By nightfall some 200 reporters and sightseers filled the Hodges’s yard, and Ann’s husband, Hewlett, arriving home late, was upset by the crowd. Television, radio and newspaper excitement lasted for weeks, highlighted by a very public dispute between the Hodges and Birdie Guy, who owned the home in which the Hodges lived as renters. Facing repair expenses for the damaged house, Guy was advised by her attorney that legal precedent had established that meteorites were the property of the landowner, and she sued for possession of the rock. The Hodges threatened to counter-sue for Ann’s injuries, and the outraged public sided with her. Before it went to trial, cooler heads prevailed and after a modest private settlement, Guy gave up her claim on the meteorite to the Hodges.
Ann Hodges was barraged by publicity and was featured in Life magazine displaying a sizable bruise on her hip. She also was persuaded to go to New York to appear on Gary Moore’s TV quiz show I’ve Got a Secret. Her story appeared in the Sunday magazine supplement of many newspapers and in major magazines. Hewlett Hodges believed that the couple stood to make a fortune from the incident. He refused what he considered an inadequate offer for the meteorite from the Smithsonian Institution, claiming he had received other offers as high as $5,500. In the end, Ann Hodges, not knowing how to bargain with the media, earned at most only a few hundred dollars from the incident that had made her famous. By 1956, the bad publicity surrounding the lawsuit ended the monetary offers, and she donated the meteorite to the Alabama Museum of Natural History, where it remains.

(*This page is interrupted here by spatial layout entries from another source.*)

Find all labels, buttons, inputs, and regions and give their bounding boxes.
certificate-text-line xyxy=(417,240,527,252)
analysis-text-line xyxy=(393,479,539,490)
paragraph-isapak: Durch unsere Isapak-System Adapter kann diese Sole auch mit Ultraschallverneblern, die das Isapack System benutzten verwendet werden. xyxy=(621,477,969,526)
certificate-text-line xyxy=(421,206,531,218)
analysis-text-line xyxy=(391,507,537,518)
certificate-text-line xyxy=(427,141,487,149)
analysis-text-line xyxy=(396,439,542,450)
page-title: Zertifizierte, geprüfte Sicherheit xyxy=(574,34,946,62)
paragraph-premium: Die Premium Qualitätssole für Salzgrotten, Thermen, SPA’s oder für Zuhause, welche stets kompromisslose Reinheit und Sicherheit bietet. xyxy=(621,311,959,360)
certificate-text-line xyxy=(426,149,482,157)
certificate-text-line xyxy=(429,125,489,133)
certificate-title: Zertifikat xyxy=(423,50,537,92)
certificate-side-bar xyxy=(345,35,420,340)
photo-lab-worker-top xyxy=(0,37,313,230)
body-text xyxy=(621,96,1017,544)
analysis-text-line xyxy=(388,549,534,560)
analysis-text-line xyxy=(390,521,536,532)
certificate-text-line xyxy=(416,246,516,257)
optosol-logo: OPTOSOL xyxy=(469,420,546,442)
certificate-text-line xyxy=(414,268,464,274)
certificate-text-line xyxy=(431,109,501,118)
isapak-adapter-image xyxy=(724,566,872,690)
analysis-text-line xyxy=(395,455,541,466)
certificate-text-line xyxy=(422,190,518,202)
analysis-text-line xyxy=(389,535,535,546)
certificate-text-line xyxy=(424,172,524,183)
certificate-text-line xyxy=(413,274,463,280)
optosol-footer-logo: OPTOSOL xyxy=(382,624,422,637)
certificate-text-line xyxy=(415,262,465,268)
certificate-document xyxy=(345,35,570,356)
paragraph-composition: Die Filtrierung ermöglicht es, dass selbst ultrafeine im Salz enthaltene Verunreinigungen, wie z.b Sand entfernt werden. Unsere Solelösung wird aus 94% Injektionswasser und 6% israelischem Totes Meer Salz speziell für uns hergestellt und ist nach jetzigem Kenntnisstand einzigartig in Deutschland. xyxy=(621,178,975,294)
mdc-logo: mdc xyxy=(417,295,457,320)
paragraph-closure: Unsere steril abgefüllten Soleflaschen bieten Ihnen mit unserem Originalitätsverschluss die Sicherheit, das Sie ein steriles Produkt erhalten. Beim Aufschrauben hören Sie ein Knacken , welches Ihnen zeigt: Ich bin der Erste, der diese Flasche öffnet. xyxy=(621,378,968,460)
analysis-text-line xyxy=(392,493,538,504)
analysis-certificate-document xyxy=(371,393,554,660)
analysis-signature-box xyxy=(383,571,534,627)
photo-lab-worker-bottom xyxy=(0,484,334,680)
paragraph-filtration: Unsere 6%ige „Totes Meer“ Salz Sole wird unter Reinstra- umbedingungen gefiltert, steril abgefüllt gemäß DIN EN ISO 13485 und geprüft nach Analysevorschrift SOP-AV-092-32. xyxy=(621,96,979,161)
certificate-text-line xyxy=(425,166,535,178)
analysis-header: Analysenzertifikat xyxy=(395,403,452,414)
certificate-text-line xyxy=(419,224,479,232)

Hodges Meteorite Display Ann Hodges’s physical injuries healed, but she was never able to recover emotionally from her brush with celebrity. She and Hewlett separated in 1964. They both agreed that the emotional impact and disruption caused by the meteorite were contributing factors and said they wished it had never happened. Ann Hodges’s health declined and in 1972, after some years as an invalid, she died. She is buried in the cemetery behind Charity Baptist Church in Hazel Green, Madison County.
Probably the only major figure in the entire Sylacauga meteorite story to claim a satisfactory ending was Julius K. McKinney, a farmer who lived near the Hodges. On December 1, 1954, the day after Ann Hodges was struck, he discovered a second fragment of the meteorite in the middle of a dirt road. McKinney was able to sell his rock to the Smithsonian for enough to purchase a small farm and a used car. This fragment is on display at the Smithsonian Institution, but the label strangely does not acknowledge its more famous Alabama sibling. On May 22, 2010, the town of Oak Grove dedicated a historical marker at the site of the meteorite strike. In honor of the occasion, the UA Museum of Natural History sent the meteorite to the town for the day as part of the festivities.